Currently task allocation in Koji is decentralized. The builders pick their next task from a list. The system prefers builders with higher available capacity via the algorithm that the builders use. For a given task, they look at the set of other ready builders for the given channel-arch bin. If the host is below the median, it will not take that task until a waiting period (task_avail_delay) has passed. This delay gives higher capacity hosts more of a chance to claim the task.

Unfortunately, if the set of hosts is very heterogeneous in capacity, the largest capacity hosts might not get used as much as they should because this algorithm does not distinguish any more finely than above/below the median.

This change generalizes the task_avail_delay behavior to scale with the rank of the host within the channel-arch bin. The hosts with highest capacity will take the task immediately, while hosts lower down will have a delay proportional to their rank. We calculate rank as a float between 0.0 and 1.0 and use that as a multiplier for the delay.

The end result will be that hosts with higher available capacity will be more likely to claim a task, resulting in better utilization of the highest capacity hosts.

Longer term, we're planning a complete scheduling overhaul. This is just a small fix for a problem we're seeing in our instance.

Metadata Update from @mikem:
- Pull-request tagged with: testing-ready

3 years ago

Hmm, no CI tests ran for this. Any idea why @tkopecek ?

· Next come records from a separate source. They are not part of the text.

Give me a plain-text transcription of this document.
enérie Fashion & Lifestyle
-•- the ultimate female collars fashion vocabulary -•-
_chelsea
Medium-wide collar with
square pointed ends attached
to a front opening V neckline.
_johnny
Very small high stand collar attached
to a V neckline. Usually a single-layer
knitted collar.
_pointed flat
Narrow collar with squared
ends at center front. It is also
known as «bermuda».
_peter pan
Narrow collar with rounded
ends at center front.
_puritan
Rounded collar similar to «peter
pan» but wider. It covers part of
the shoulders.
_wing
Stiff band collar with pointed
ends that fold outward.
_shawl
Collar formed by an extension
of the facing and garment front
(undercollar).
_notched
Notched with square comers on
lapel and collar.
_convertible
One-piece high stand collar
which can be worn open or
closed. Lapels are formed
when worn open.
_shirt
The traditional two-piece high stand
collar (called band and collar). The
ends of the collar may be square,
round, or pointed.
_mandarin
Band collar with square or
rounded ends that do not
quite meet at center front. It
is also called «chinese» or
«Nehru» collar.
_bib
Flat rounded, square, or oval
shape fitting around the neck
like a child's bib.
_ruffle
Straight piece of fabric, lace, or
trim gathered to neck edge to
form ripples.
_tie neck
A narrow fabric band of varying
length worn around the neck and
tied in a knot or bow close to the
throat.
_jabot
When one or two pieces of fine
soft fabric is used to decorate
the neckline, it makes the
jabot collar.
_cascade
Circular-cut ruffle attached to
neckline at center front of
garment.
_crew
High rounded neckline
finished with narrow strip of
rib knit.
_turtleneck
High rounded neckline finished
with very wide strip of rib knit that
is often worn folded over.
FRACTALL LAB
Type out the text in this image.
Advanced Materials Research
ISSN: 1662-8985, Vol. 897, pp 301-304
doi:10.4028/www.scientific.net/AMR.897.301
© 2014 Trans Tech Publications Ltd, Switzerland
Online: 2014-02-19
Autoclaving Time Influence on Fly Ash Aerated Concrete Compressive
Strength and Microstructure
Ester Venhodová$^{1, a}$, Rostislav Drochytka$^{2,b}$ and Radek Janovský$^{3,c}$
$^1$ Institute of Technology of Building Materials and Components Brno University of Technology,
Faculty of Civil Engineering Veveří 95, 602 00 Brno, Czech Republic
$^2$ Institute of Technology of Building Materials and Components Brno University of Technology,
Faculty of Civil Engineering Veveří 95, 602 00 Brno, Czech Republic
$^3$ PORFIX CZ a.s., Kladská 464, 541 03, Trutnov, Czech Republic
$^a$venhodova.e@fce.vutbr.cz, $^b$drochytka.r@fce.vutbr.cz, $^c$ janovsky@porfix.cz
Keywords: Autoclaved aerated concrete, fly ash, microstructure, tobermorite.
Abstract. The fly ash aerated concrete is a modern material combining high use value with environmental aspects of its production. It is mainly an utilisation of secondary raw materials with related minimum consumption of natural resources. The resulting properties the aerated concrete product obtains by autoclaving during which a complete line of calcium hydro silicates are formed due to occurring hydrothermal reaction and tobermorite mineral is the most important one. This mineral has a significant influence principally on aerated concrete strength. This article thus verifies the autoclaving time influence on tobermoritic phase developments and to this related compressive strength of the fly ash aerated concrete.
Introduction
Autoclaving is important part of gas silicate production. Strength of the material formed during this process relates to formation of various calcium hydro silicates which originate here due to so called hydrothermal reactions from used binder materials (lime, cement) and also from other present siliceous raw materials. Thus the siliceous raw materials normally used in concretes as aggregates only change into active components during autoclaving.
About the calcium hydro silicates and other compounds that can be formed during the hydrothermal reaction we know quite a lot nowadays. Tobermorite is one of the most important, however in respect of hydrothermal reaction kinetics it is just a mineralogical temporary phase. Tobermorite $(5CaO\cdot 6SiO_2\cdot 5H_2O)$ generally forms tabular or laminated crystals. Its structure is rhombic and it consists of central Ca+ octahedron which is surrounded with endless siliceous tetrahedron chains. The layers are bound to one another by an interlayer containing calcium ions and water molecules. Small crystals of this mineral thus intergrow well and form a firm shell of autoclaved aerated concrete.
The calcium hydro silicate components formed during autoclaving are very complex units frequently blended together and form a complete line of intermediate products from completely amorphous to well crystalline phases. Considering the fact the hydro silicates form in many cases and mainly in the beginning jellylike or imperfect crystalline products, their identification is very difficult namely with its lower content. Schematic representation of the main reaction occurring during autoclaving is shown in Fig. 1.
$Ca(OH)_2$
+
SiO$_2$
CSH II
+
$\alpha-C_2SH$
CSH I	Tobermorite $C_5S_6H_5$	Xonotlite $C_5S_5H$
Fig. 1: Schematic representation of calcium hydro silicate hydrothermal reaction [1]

It looks like I need to adjust a unit test here.

2 new commits added

  • fix unit test
  • tweak rank calculation
3 years ago

pretty please pagure-ci rebuild

3 years ago

CI sometimes (I suspect abput 5% cases) simply doesn't trigger. Anyway, "Rerun CI" button is now in pagure, which I uses in those cases.

Commit 40040ca fixes this pull-request

Pull-Request has been merged by mikem

3 years ago